Social media has been around for some time and has its origins with the launch of CompuServe in 1969 and then the World Wide Web in 1991. Early social media communities encouraged interaction through chat rooms and sharing personal information and ideas via personal webpages.

Then came compilations of lists of friends searching for others with similar interests through sites such as SixDegrees.com, Friendster and MySpace and LinkedIn. Then Facebook, launched in 2004 as a networking site at Harvard University.

Since, there have been developments in social media platforms and by 2011 social media was deemed accessible from virtually anywhere. Last year over one billion people accessed Facebook in one day.

So why the potted history? Well, some of us are old enough to remember what it was like before social media came along and how long it could take for new ideas and developments to really take hold and have a significant impact. Social media has achieved this in a relatively short period of time.
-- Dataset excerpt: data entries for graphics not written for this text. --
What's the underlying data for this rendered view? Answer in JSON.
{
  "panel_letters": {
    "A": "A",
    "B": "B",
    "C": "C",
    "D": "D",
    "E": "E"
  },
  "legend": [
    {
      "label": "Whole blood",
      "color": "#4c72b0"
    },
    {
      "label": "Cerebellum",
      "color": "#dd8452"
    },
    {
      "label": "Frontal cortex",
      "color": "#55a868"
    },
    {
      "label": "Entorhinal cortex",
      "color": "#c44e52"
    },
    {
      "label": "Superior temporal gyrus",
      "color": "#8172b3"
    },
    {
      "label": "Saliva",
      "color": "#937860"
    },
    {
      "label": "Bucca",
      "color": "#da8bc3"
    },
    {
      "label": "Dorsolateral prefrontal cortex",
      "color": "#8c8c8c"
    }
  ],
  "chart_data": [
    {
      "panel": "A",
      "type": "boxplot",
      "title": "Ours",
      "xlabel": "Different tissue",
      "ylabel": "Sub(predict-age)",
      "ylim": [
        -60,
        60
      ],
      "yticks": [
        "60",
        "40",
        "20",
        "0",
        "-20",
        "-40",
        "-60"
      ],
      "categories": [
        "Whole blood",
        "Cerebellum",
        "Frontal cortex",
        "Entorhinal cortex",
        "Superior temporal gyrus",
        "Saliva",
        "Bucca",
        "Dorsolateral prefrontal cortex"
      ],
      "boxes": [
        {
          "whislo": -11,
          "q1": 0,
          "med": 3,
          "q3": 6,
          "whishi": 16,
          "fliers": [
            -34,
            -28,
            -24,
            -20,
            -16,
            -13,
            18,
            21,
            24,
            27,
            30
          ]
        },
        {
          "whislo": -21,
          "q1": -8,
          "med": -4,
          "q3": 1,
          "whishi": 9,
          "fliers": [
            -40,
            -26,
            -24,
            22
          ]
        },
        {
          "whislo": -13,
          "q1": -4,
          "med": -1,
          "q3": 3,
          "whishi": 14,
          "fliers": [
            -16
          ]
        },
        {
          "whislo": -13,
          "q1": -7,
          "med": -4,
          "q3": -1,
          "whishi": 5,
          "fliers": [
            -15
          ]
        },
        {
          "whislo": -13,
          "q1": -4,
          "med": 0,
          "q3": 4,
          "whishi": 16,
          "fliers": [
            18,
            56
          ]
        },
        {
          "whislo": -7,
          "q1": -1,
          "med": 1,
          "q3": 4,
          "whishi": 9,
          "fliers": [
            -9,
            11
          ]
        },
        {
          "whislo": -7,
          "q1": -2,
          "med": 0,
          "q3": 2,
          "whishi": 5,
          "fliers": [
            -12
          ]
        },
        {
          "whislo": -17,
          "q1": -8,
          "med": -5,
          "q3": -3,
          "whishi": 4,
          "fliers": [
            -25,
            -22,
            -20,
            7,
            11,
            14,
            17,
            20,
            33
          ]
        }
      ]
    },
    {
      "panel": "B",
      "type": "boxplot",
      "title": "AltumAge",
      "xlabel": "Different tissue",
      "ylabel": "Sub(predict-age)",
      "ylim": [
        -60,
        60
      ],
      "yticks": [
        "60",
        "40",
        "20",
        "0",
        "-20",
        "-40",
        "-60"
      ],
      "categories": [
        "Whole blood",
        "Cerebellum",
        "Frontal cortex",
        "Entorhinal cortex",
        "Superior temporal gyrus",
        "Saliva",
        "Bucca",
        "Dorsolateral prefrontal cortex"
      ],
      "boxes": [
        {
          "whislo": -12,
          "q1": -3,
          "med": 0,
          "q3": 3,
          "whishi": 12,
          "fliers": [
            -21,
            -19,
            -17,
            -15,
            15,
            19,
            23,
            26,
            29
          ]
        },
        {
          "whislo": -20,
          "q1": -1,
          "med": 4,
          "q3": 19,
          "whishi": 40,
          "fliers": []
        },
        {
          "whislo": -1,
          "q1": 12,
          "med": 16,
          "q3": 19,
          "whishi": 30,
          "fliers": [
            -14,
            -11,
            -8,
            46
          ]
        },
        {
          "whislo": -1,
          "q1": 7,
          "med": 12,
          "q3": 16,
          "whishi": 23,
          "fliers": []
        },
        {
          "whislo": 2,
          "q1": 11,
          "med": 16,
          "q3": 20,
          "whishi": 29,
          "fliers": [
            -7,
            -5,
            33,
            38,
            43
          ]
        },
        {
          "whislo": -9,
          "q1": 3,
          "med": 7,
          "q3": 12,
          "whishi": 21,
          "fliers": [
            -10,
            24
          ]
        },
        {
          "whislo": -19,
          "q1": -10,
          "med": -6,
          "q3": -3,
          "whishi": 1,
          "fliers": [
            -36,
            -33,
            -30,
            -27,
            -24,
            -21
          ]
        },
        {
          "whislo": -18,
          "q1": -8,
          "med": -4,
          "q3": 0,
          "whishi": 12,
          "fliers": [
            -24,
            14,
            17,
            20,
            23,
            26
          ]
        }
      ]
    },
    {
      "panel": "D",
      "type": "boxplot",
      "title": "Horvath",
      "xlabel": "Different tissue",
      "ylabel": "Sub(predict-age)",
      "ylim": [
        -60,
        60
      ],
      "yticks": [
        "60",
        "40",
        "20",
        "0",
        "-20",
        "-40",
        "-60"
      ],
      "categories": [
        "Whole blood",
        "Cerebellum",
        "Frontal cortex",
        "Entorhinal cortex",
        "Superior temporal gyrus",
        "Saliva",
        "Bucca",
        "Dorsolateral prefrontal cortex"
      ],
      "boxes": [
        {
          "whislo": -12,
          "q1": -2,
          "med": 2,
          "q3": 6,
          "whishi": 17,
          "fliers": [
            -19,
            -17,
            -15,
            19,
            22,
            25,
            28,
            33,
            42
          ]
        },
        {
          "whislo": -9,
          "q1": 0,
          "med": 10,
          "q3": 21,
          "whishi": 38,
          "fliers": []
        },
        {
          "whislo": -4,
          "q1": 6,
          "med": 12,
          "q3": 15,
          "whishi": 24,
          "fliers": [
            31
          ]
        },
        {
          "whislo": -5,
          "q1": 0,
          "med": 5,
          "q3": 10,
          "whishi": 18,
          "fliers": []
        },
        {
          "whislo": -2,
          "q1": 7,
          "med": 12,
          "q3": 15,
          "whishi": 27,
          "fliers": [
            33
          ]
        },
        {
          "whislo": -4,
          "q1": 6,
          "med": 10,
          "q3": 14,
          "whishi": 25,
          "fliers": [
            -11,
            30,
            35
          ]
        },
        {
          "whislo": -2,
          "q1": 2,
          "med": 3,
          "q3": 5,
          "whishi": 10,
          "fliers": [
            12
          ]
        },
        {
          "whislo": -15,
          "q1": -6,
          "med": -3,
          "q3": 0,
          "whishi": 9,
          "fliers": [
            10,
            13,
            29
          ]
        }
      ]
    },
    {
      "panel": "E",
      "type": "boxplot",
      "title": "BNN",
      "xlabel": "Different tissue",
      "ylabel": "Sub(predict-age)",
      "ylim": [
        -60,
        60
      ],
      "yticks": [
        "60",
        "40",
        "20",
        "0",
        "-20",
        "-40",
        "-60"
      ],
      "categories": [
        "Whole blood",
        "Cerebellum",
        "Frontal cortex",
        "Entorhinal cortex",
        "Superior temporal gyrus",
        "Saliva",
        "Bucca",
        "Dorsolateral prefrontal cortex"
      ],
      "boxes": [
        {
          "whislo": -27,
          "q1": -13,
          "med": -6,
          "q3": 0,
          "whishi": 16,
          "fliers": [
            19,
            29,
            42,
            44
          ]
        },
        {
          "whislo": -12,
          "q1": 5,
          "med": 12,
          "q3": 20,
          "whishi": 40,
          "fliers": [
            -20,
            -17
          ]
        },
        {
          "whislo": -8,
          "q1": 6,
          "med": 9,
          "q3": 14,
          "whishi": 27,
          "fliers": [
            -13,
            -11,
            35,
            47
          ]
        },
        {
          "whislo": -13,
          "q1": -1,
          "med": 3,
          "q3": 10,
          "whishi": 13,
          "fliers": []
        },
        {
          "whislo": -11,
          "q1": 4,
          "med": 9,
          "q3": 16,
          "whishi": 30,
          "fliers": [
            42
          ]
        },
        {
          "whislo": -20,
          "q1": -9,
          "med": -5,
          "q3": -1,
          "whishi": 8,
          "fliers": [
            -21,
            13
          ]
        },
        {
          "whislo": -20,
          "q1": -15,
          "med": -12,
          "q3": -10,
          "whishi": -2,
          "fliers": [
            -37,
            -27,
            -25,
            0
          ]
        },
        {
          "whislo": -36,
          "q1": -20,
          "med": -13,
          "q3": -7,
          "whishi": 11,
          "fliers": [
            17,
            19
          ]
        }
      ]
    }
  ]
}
For many it has become a part of everyday life. Young people have been brought up with it and would doubtless feel a sense of loss if they could no longer use it. The positives are there for all to see.

But there are concerns over privacy and dangers of too much personal information being in the public domain. Users may be unaware it is possible for others to copy their photos and then use them for ulterior motives. Employees are vulnerable to what they put on social media sites.

Employers, and potential employers, can access these sites. Employees have lost or been refused jobs due to what has been seen on-line. Other problems are caused by people logging on as a user (because they have access to the password) and placing unauthorised comments on sites.

Cyber bullying, or trolling, has become an issue with high-profile cases of TV presenters targeted due to their looks. There are effectively no limitations to what can be posted on social media and complaints about content can often take time to be dealt with.

I have read that with the large amount of time spent on social networking sites by some people, researchers have debated whether internet addiction could be classed as a clinical disorders.

Those of us who work in education are aware of the potential pitfalls and dangers of social media or more importantly the often naive use of it by students and staff.

The point is though that social media is here to stay, and educators need to actively promote responsible use of it for the benefit of all in society.